The Republican speaker everyone was talking about on the US chat shows this weekend was not Mitt Romney - but Clint Eastwood. Was his ten-minute monologue to an empty chair (twice as long as intended) a disaster or a delight? If you weren't up around 3am to catch it in the UK , here it is again. Plus some of the comments from a divided nation.
Clint Eastwood didn't exactly make the Republicans' day with his rambling contribution at the convention in Florida - but later reflection suggests that his off-the-wall contribution was better received than you might have expected .
Many thought Eastwood upstaged presidential candidate Mitt Romney. But the journalists on CNN’s “Reliable Sources” thought the audience liked the speech.
David Drucker of Roll Call, said the Republicans could have done without Eastwood, yet he added: “How did it play at home? For the 50-plus voter out in the heartland, out all over the country, I was checking with my family, checking with Twitter, they loved it.”
Drucker's verdict: .Eastwood may have helped galvanise the older vote.
Lauren Ashburn of Daily-Download.com tweeted that the Republicans would regret Eastwood's role - because he took away from Romney’s message.
“It was shocking,” she said. But she admitted one reader told her Eastwood “played so well in the fly-over states.”
Christina Bellantoni of PBS NewsHournoted that many younger people didn't ’t know Eastwood and said he " might have not been the right messenger for the Republicans’ message."
The Daily Caller said the Eastwood speech had been panned as badly delivered and condemned as disrespectful. "But it drew some of the most enthusiastic response of any speech at the three-day event."
The Daily Beast said Eastwood’s onstage exchange with the empty chair "managed to overshadow the entire RNC, and leave the whole country scratching their heads."
Ann Romney awkwardly called it “unique.”
Superstar Ben Affleck—a lifelong Democrat who campaigned for Obama—didn't understand all the hullabaloo, however.
“You see these excerpts and you think, ‘What’s going on? He’s talking to a chair? What is this?’” Affleck told The Daily Beast.
“But once you actually watch it you go, ‘Yeah, I get what he’s doing.’ Look, everyone knows Clint is a Republican. He’s 82 years old. He’s got a right to speak his mind. He didn’t kill with the speech, but I by no means thought it was a huge embarrassment.”
The New Yorker opined, "Eccentric, maybe, but not a disaster, and it will be remembered fondly as the one humanly interesting moment of the convention."

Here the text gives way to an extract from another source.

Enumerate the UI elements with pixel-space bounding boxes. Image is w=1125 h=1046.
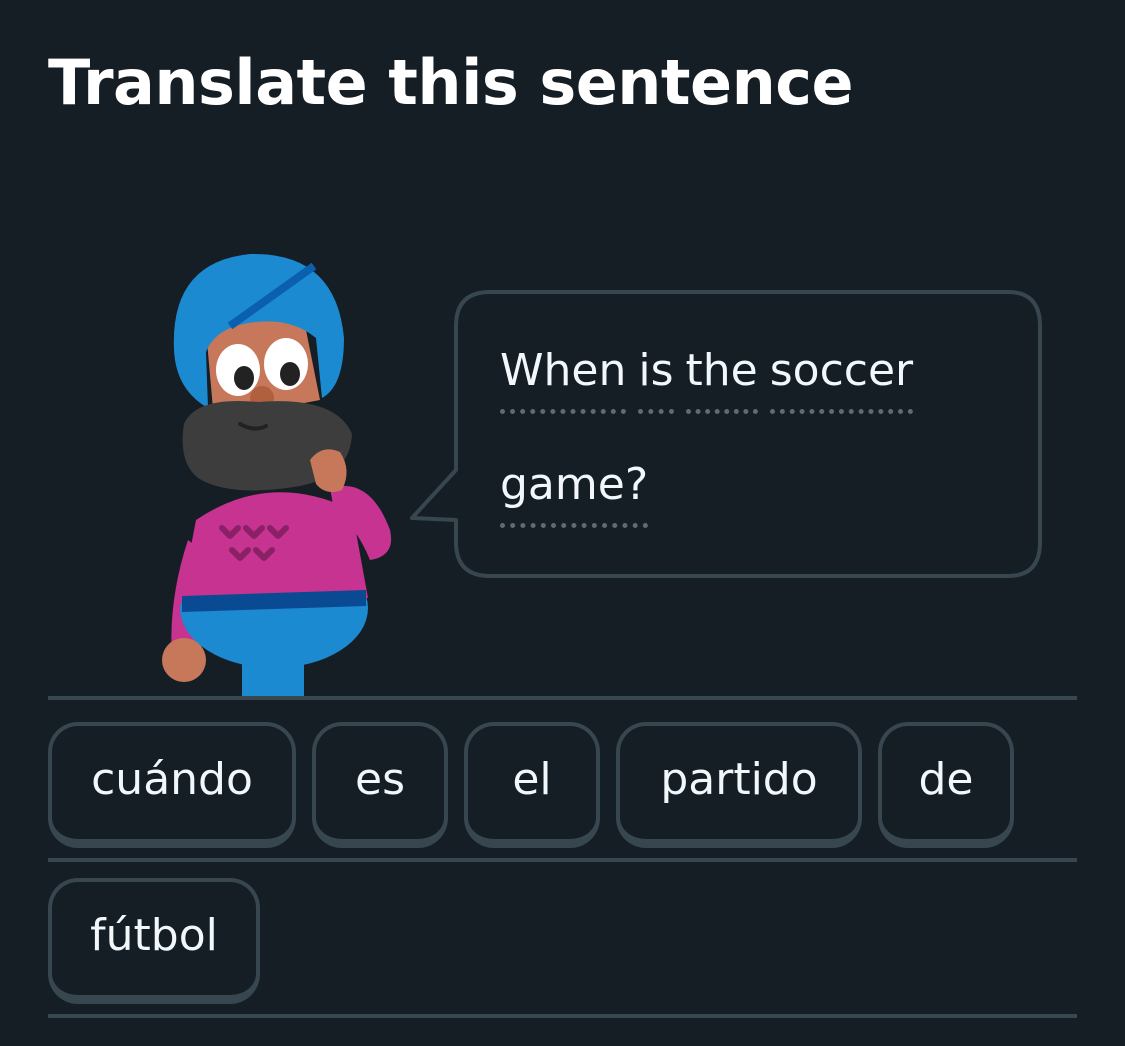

The New York Times was in no such generous mood. Wrote one commentator, " If Mr. Obama’s political team was watching the Republican National Convention last week (and they were), they could hardly have missed the Clint Eastwood mess. The actor’s odd, rambling remarks were a reminder that mistakes matter. "
So what did Obama think? He cheekily tweeted about Eastwood’s speech to an empty chair: “This seat’s taken.”
On “This Week,” Obama adviser David Plouffe told George Stephanopoulos: ”Listen, I think the president, myself, we all, I think, everyone in America thinks he’s been an amazing actor and director and an American treasure. We’re all Clint Eastwood fans here in the Obama campaign.”
Some mischievous people though Clint might even have been a Democratic plant, recalling his Chrysler TV ad in which he seemed to extol Obama's helping hand for Detroit. Just joking, of course.